/news/society
Navigation

Cannabis : Un député libéral veut permettre le dépistage aléatoire

nicolas di lorio
Photo d'archives, Sarah-Maude Lefebvre Nicola Di Iorio

Coup d'oeil sur cet article

OTTAWA | Un député libéral fédéral et guru de la sécurité routière souhaite que son gouvernement permette aux entreprises de faire du dépistage aléatoire de drogues auprès de leurs employés après la légalisation du cannabis.

«Les tests aléatoires sont permis aux États-Unis, mais ils ne le sont pas au Canada à cause de restrictions concernant le droit à la vie privée. Comme promoteur de la sécurité routière, je dis : le droit à la vie prime sur le droit à la vie privée», a indiqué le député Nicola Di Iorio en entrevue avec Le Journal après une rencontre avec des chefs d’entreprises importantes dans l’industrie du camionnage.

À ce jour, la jurisprudence légale indique que le dépistage aléatoire de drogue par un employeur contrevient généralement à la Charte des droits et libertés de la personne. Ainsi, les entreprises sont extrêmement limitées dans leurs pouvoirs de demander un test à un employé, et peuvent généralement seulement le faire seulement lorsqu’ils ont plusieurs indices qui démontrent que le travailleur a les facultés affaiblies.
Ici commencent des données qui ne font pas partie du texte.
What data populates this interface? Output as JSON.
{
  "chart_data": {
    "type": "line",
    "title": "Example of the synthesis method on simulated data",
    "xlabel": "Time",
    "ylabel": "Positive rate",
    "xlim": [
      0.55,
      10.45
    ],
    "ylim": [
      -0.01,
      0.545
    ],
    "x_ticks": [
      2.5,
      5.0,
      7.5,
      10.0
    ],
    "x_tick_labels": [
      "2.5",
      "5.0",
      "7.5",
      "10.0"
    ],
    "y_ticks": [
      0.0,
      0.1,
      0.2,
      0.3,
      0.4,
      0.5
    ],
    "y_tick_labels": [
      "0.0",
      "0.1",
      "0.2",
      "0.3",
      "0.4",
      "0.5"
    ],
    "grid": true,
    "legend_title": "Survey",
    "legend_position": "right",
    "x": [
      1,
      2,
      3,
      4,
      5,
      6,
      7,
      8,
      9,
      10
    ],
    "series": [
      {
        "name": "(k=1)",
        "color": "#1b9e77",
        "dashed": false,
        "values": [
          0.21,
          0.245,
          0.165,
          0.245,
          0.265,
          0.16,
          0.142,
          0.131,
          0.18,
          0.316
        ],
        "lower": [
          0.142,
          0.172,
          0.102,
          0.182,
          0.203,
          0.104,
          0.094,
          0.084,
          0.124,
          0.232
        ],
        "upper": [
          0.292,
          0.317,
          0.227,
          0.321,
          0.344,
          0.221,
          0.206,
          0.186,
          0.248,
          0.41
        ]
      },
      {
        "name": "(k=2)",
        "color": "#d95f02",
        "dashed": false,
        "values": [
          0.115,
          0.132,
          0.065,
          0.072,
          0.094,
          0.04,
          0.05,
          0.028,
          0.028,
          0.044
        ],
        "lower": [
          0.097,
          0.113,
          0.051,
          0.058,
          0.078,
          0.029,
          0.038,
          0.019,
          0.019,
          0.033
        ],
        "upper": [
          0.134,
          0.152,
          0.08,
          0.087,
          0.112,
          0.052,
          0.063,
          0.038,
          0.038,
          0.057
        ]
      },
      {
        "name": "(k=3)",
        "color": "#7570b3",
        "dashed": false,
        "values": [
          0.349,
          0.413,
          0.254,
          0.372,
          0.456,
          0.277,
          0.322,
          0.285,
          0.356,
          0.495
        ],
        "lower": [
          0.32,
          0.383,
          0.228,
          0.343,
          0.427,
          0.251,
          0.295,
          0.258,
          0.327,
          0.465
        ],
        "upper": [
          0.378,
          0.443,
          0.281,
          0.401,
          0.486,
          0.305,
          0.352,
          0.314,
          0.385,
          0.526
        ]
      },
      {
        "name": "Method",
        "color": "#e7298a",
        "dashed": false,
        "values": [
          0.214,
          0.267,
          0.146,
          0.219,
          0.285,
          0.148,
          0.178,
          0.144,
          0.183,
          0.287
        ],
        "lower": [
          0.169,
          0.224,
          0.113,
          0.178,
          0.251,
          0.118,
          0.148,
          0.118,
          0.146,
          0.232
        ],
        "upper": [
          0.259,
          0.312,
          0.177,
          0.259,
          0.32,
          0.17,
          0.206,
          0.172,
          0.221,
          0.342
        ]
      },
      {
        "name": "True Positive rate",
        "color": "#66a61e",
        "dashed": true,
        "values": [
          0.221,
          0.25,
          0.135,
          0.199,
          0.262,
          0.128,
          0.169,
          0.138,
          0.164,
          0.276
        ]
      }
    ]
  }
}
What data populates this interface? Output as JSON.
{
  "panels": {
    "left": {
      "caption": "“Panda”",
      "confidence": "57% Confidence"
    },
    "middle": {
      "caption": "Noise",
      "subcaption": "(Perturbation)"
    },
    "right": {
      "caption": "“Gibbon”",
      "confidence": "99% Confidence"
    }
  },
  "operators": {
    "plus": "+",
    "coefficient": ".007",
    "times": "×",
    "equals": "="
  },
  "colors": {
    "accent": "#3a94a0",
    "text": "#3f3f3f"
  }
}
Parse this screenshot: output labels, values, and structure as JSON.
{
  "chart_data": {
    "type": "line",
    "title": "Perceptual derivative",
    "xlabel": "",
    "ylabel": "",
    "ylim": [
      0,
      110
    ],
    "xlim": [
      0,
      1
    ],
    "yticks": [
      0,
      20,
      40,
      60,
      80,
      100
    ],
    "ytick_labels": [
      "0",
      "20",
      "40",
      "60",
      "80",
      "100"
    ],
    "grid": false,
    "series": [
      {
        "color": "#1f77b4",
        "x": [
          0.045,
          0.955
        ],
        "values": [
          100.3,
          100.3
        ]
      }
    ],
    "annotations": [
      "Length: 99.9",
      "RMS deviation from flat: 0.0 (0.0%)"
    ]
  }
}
Or, autant M. Di Iorio et l’Association du camionnage du Québec (ACQ) sont du même avis : lorsque le cannabis sera légal, il faudra absolument permettre aux employeurs de tester leurs employés. Pour l’instant, le gouvernement fédéral ne s’est pas prononcé officiellement sur la question.

Pour sa part, le porte-parole de l’ACQ, Marc Cadieux, fait valoir que tout camionneur qui conduit entre le Canada et les États-Unis doit déjà se soumettre à un dépistage aléatoire, selon la loi américaine.

Appliquée partout

Outre l’industrie du camionnage, M. Di Iorio croit que la possibilité de faire du dépistage de drogue aléatoire devrait s’appliquer dans toute compagnie qui a une politique de tolérance zéro pour la drogue et qui travaille auprès du public.

«Comme citoyen, comme intervenant et comme député, je suis d’avis qu’on peut en faire plus. La prohibition sur les tests aléatoires remonte à 25 ans [...] On adopte présentement une loi pour légaliser le cannabis, et il faut faire entendre la voix du public dans le dossier du dépistage», continue le député, qui est aussi un avocat en droit du travail.

Pas question que ce soit l’employeur qui collecte les données, nuance-t-il. Selon lui, l’idéal serait que les entreprises doivent se tourner vers des laboratoires indépendants pour tester leurs employés. Ainsi, si aucune trace de drogue n’est décelée, aucune information personnelle n’est transmise à l’employeur.